McKeever’s cover design for R. J. Palacio’s internationally best-selling children’s book, Wonder, won first place for Student Design. It was noted by the judges for its simple, bold design, brilliantly capturing the book’s individuality.
McKeever describes the concept behind her design as capturing the main character’s perspective of the world as something whimsical, ever-expanding and full of curiosities. Her representation of Auggie as a duck in a space helmet references the character’s self-portrait and the judges agreed that it reaches the right age group with her choice of style and colour.
One of a record-breaking 2,310 entries this year, McKeever wins a work placement within the Penguin Random House Design Studios as well as £1,000 in prize money.

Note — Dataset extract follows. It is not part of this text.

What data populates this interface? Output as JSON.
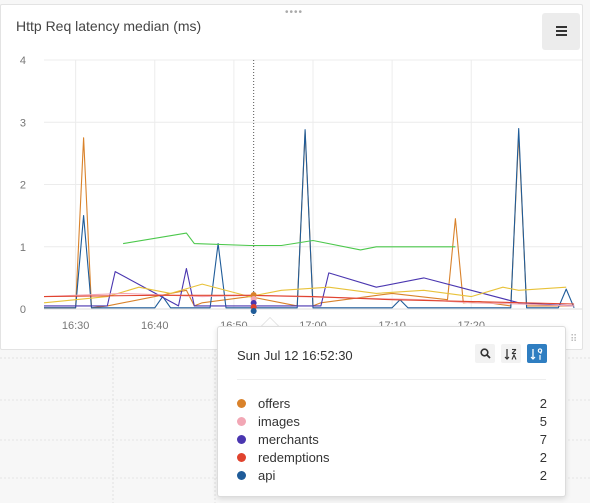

We caught up with McKeever to find out more about the competition and the process of submitting her entry.
How did you hear about the competition and what was the process of submission like?
One of our 3rd year projects was to choose between two live briefs – the London Zoo or the Penguin Book cover competition. Knowing how much I love storytelling, I figured I should practise my cover design skills and have a go at redesigning the story Wonder by R. J. Palacio. My tutor and tutor group gave me constructive feedback and were incredibly helpful when it came to finalising my ideas. From the get go, they encouraged me to take my duck to the next step and enter the competition.
Were you familiar with the book beforehand, and how much did it influence your design?
I’d heard of the book Wonder but I hadn’t read it up until I found out about the brief. It was crucial that I understood the essence of the story in order to capture what I believed to be its magic, so I read the book in detail before beginning my design process. In the end, I took a scene in the story where the main character draws a self-portrait of himself as a duck. The charm and wit of this duck ended up being a crowd favourite with my peers. Despite my doubts that it was perhaps a bit obscure, the duck won many hearts.
What are your ambitions as an illustrator – would you want to work with more publishers like Penguin?
I’m actually writing my own children’s picture book about self love at the moment, and I hope to eventually publish it! Alongside that I have plans to further develop my comic web series character Sasha Green, my feminist alter ego, and continue to use her as a way of dismantling the patriarchy.
How did your studies at London College of Communication prepare you for design challenges such as this one?
Being at LCC taught me the importance of being able to honestly reflect on one’s work and take on constructive feedback. I struggled to not let my ego get in the way of criticism before I started my degree... but over time I’ve discovered the power of sharing my work with other creatives and hearing what they have to say. Finding a balance between wanting to take on board what others want to see and sticking to my gut is still something I’m working on.